One year postoperation, as the contracture period of the eyelid skin graft area passed, the muscle flap maintaining eyelid adhesion was cut, retracting into the upper and lower eyelids due to tension. This cut did not leave any residue in the eyelid margin or affect subsequent eye opening and closing. The traditional technique of resecting the tissue from the eyelid margin may lead to eyelid margin structural loss. When the adhesion is reopened using the traditional technique described, many adverse reactions can occur in the eyelids, including trichiasis, eyelid margin irregularity, pyogenic granuloma, and keloid formation.14,22 However, the lid margins were not removed during our operation. Therefore, inherent structural changes, scarring, and distortion of the eyelid margin are not expected to occur in the future (Fig. 4).
FIG. 4.:A, A 32-year-old woman, after being burned by sulfuric acid, had an eversion of both eyelids. She had been treated with tarsorrhaphy twice before, both of which failed. B, After general anesthesia, OU have incomplete closure. C, Two years after the adhesion of the orbicularis oculi muscle flap, the visual ability is normal. D, The eyes could be closed without any defects. E, After the adhesion was cut, the eye fissure returned to normal when the eyes were opened.

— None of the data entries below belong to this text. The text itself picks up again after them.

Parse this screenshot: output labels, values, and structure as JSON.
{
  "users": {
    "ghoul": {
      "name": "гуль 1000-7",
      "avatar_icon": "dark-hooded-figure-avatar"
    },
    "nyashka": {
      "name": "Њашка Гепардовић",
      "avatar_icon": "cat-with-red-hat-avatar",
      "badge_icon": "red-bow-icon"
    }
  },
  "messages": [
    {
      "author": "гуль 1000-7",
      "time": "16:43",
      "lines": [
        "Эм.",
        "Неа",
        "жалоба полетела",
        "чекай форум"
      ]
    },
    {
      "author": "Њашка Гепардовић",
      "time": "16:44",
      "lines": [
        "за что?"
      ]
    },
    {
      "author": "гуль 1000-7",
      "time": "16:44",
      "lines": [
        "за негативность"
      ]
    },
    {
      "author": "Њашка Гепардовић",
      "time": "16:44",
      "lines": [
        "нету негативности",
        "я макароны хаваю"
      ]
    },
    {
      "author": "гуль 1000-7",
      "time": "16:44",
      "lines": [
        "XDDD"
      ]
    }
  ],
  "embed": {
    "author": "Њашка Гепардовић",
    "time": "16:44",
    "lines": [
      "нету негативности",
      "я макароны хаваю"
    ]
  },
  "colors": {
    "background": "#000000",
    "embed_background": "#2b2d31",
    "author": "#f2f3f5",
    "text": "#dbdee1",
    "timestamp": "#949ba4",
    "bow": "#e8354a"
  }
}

F, After 3 years of the adhesions were opened, there was no scar or deformity on the eyelid margin.
The principle of plastic surgery is to maintain the integrity of the existing structure to the greatest extent and minimize tissue damage.23 For patients with extensive burns all over the body, the commonly used strategy of transposition of adjacent flaps often does not work owing to severe scar contracture and the lack of suitable flap sources. The orbicularis oculi muscle flap surgical technique presented in this study does not require the use of a skin flap to restore upper and lower eyelid closing; instead, it only requires full-thickness skin grafting, which complements the insufficient skin area in patients with systemic burns. Moreover, this surgical method that uses an orbicularis oculi muscle flap for upper and lower eyelid adhesion is simpler than various flap propulsion methods, which prevents the postoperative eyelid from becoming cumbrous.
In conclusion, our method for eyelid adhesion using the tunnel orbicularis oculi muscle flap technique with skin grafting can provide long-term stable adhesion without causing structural disorder of the eyelid margin, with little influence on the surrounding tissues, few postoperative complications, and effective resistance against contracture. It is also of great value for repairing eyelid tissue defects and warrants further investigation.